This is the January post, however it is a bit past the end of January now!
I have been super busy writing magazine projects and planning, organising, scheduling and generally working things out, I have sore finger tips from typing and therefore I am a bit late writing my monthly blog posts.
I am very pleased to say I have at last finished the winter coat which I started roughly this time last year!
It is the coat that Tamara made in the second series of The Great British Sewing Bee. I loved it on the show. I bought the book especially for Tamara to sign because she was the special guest at the launch night of the sewing themed social event – Sew Sociable that I started in May 2014.
The book is full of great projects which I have now made several of. I loved the idea of a bright coloured coat to cheer up dull winter days. I found this beautiful pea green wool fabric at My fabrics online. They had a great selection of pure wool and wool blend coating fabrics in different vibrant colours. I’m pleased I choose good quality high wool content fabric. It stitched together really easily with pleasing finished results.
The main reason it stayed unfinished for so long was because I was slightly dreading making the bound buttonholes. Although I have made bound buttonholes in the past its not something I do regularly and being such a point of vision I didn’t want to mess it up.
I had problems finding buttons, I could buy cover-able buttons in size 38mm or 29mm and nothing in between, which was what I wanted! In the end I covered some 32mm standard buttons by cutting a circle of fabric and gathering around the button. I covered the back with a small piece of felt and stitched my own shank.
I measured and measured and checked and checked the buttonholes before sewing or cutting and in the end they weren’t to difficult. However the instructions in the book advised to cut the fabric away at the back of the buttonhole leaving a raw edge. I didn’t like the idea of raw edges showing so I decided to turn the patches in and slip stitch to the coat facing.
I am happy with the end result and love wearing it.

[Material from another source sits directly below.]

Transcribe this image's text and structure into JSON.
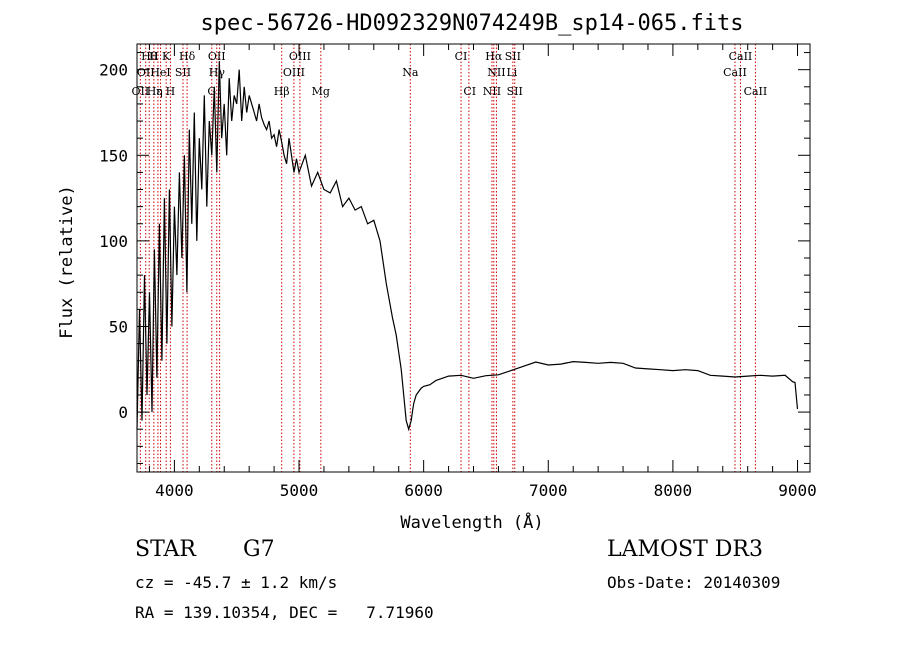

Somewhere along the way I ended up with well over a metre of fabric left over from making the coat. Just enough to whiz together a little cropped jacket. I decided to make it straight away before it hung around for another year!!
I have also started working on my plan to make a series of basic shapes that I can offer at classes. I want to create simple well fitting styles that we all have as stables in our wardrobe. Styles that you can stamp your own personality on by the choice of fabric you use. The first shape I have been working on is this semi fitted t-shirt. This version is viscose jersey from My Fabrics and I think maybe the final version.
This cotton elastane version came before the viscose one, it is wearable but I tweaked the neckband and body dimensions. I still want to try it as a short sleeve version and once happy with the style I will grade the sizes from an 8 right up to a size 28. I am also developing the same style for children. So pretty much everyone will be catered for.
In this weather I am definitely in hibernation mode. Permanently cold, I am always in need of as many layers and warm things as possible. Last year at Sew Sociable Sarah from Crafty Sew & So ran a mini workshop to show how to make a simple infinity scarf using an overlocker. I liked the idea of using viscose jersey to make scarves so decided to make a double sided chunky version.
I used two tonal fabrics to make this scarf. Its very simple to make. Cut four rectangles of fabric measuring 125cm x 50cm wide. Join two short ends to make two pieces, then sew together to form a tube. With right sides together join the ends singly, you will only be able to join about 3/4 of the way round. Close the gap by top-stitching close to the edge with tonal thread.
I bought my viscose from Vend who have an amazing array of colours at good prices…so why not indulge in a couple of scarves!
Lastly this month was my debut project for Sewing Directory . This is the first in a series of dressmaking projects that either don’t require a pattern or you can make a very simple pattern from the instructions. These fun linen fisherman style trousers are relaxed and comfy to wear. Perfect for holidays or lounging.
I always love to see pictures or hear from you if you make any of my projects so please let me know if you do. Big thanks to my lovely customer Lynn who is such a great model.